Vietnamese people in Japan
在日ベトナム人
Total population
146,956 (2015)
Regions with significant populations
Tokyo, Osaka
Languages
Japanese, Vietnamese
Religion
Buddhism,Catholicism
Related ethnic groups
Vietnamese people

Vietnamese people in Japan (在日ベトナム人 Zainichi Betonamujin?) form Japan's fifth-largest community of foreign residents ahead of Americans in Japan and behind Brazilians in Japan, according to the statistics of the Ministry of Justice. By the end of 2015, there were 146,956 residents. The majority of the Vietnamese legal residents live in the Kantō region and Greater Osaka.
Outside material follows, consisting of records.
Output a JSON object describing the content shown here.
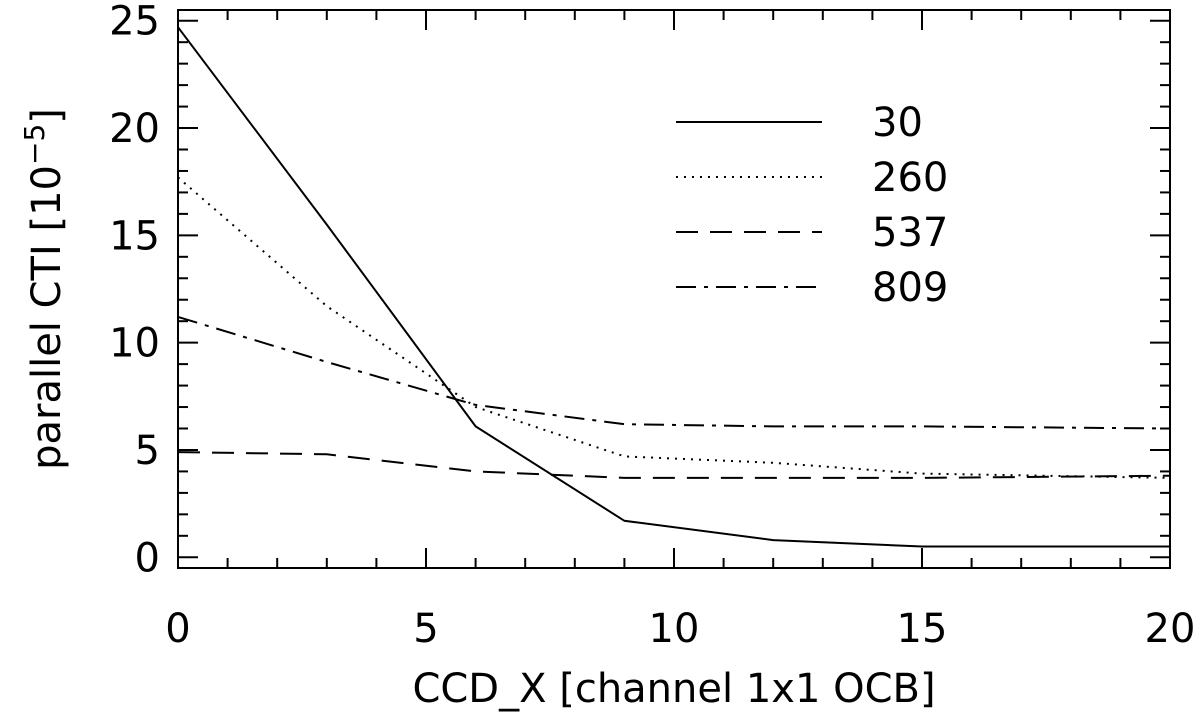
{
  "chart_data": {
    "type": "line",
    "title": "",
    "xlabel": "CCD_X [channel 1x1 OCB]",
    "ylabel": "parallel CTI [10",
    "ylabel_exponent": "−5",
    "ylabel_suffix": "]",
    "xlim": [
      0,
      20
    ],
    "ylim": [
      -0.5,
      25.5
    ],
    "x_ticks": [
      0,
      5,
      10,
      15,
      20
    ],
    "y_ticks": [
      0,
      5,
      10,
      15,
      20,
      25
    ],
    "grid": false,
    "legend_position": "top-right",
    "series": [
      {
        "name": "30",
        "style": "solid",
        "x": [
          0,
          3,
          6,
          9,
          12,
          15,
          20
        ],
        "y": [
          24.7,
          15.5,
          6.1,
          1.7,
          0.8,
          0.5,
          0.5
        ]
      },
      {
        "name": "260",
        "style": "dotted",
        "x": [
          0,
          3,
          6,
          9,
          12,
          15,
          20
        ],
        "y": [
          17.7,
          11.7,
          7.0,
          4.7,
          4.4,
          3.9,
          3.7
        ]
      },
      {
        "name": "537",
        "style": "dashed",
        "x": [
          0,
          3,
          6,
          9,
          12,
          15,
          20
        ],
        "y": [
          4.9,
          4.8,
          4.0,
          3.7,
          3.7,
          3.7,
          3.8
        ]
      },
      {
        "name": "809",
        "style": "dashdot",
        "x": [
          0,
          3,
          6,
          9,
          12,
          15,
          20
        ],
        "y": [
          11.2,
          9.1,
          7.1,
          6.2,
          6.1,
          6.1,
          6.0
        ]
      }
    ]
  }
}
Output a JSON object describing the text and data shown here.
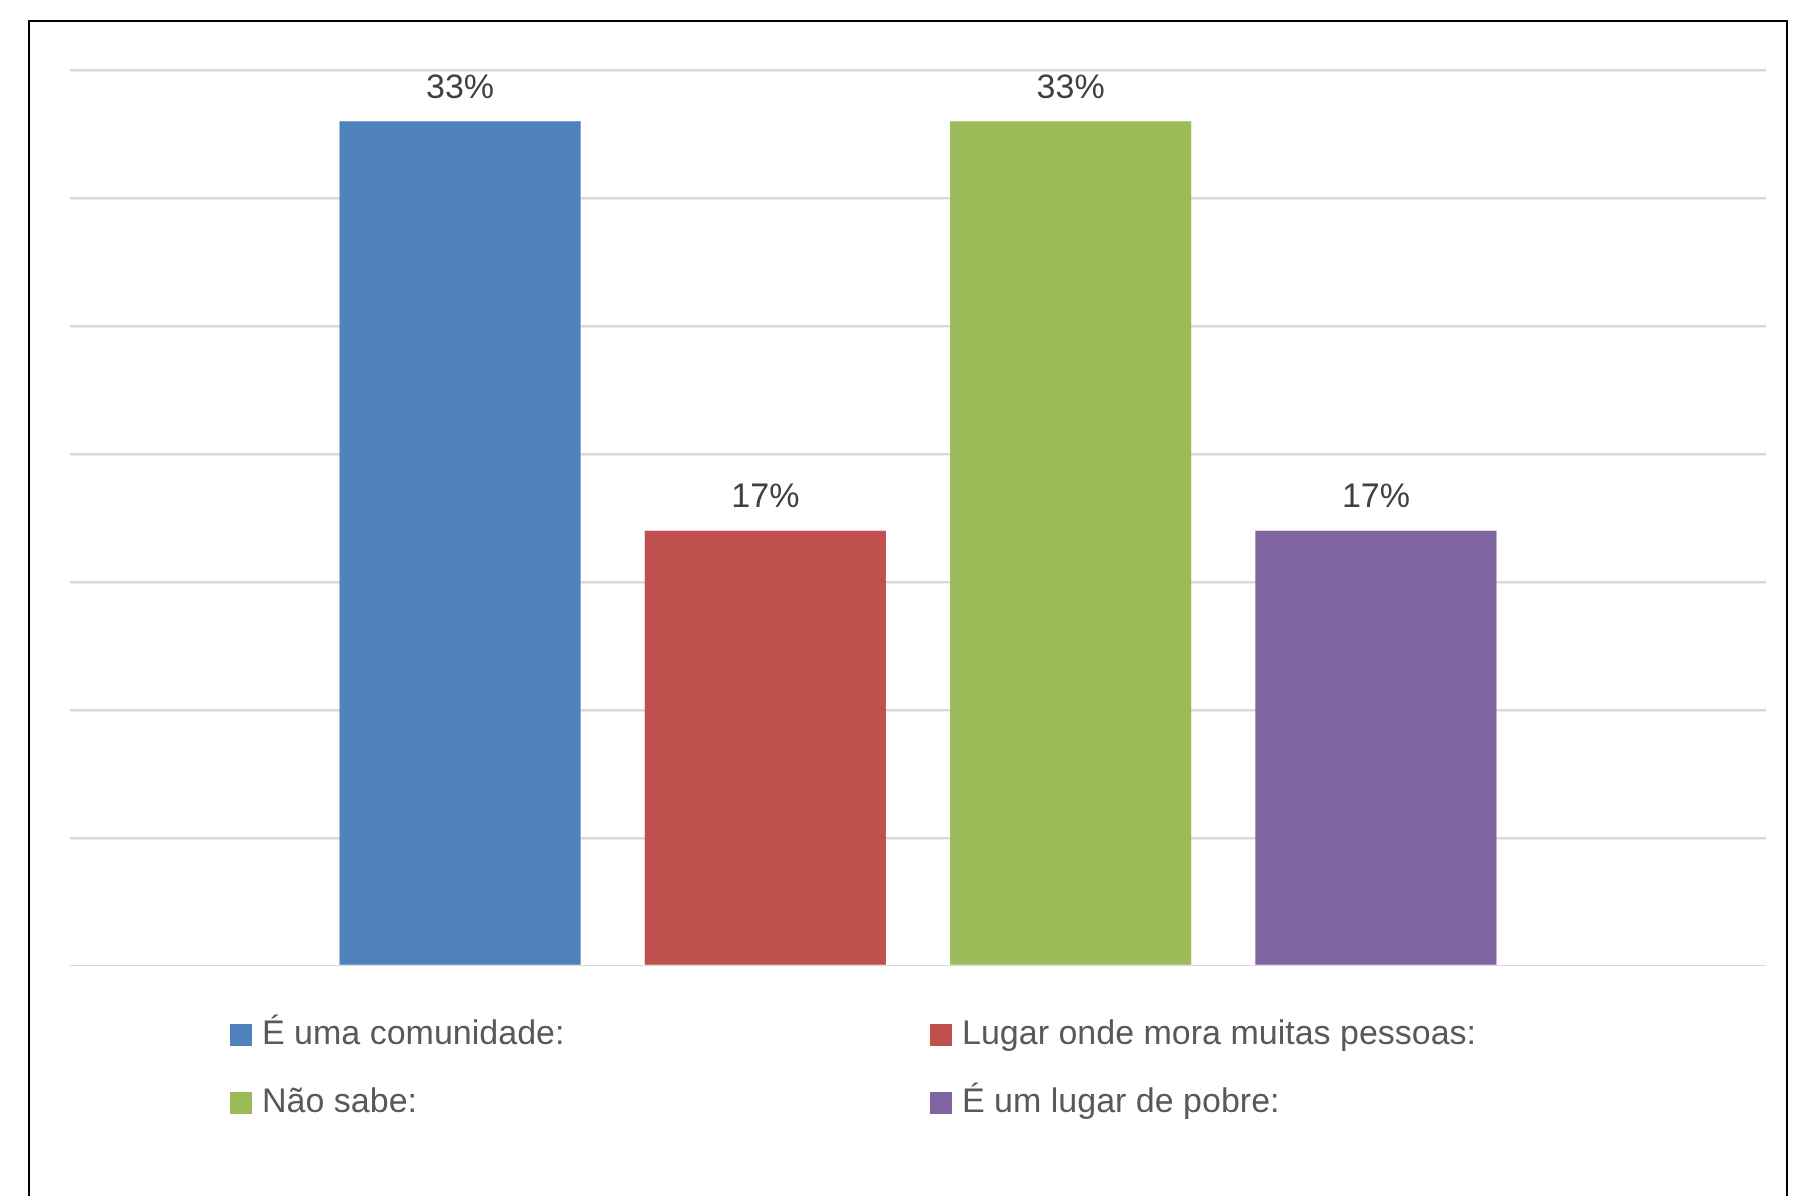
{
  "chart_data": {
    "type": "bar",
    "categories": [
      null
    ],
    "series": [
      {
        "name": "É uma comunidade:",
        "color": "#4f81bd",
        "values": [
          33
        ],
        "value_labels": [
          "33%"
        ]
      },
      {
        "name": "Lugar onde mora muitas pessoas:",
        "color": "#c0504d",
        "values": [
          17
        ],
        "value_labels": [
          "17%"
        ]
      },
      {
        "name": "Não sabe:",
        "color": "#9bbb59",
        "values": [
          33
        ],
        "value_labels": [
          "33%"
        ]
      },
      {
        "name": "É um lugar de pobre:",
        "color": "#8064a2",
        "values": [
          17
        ],
        "value_labels": [
          "17%"
        ]
      }
    ],
    "ylim": [
      0,
      35
    ],
    "yticks": [
      0,
      5,
      10,
      15,
      20,
      25,
      30,
      35
    ],
    "grid": "y",
    "tick_labels": false,
    "legend": "bottom"
  }
}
Large numbers of Vietnamese students began to choose Japan as a destination in the early 20th century, spurred by the exiled prince Cuong De and the Đông Du Movement (literally, "Travel East movement" or "Eastern Travel movement") he and Phan Boi Chau pioneered. By 1908, 200 Vietnamese students had gone to study at Japanese universities. However, the community of Vietnamese people in Japan is dominated by Vietnam War refugees and their families, who compose about 70% of the total population. Japan began to accept refugees from Vietnam in the late 1970s. The policy of accepting foreign migrants marked a significant break from Japan's post-World War II orientation towards promoting and maintaining a myth of a racially homogeneous Japan. Most of these migrants settled in Kanagawa and Hyōgo prefectures, the locations of the initial resettlement centres. As they moved out of the resettlement centres, they often gravitated to Zainichi Korean-dominated neighbourhoods; however, they feel little sense of community with Zainichi Koreans, seeing them not as fellow ethnic minorities but as part of the mainstream.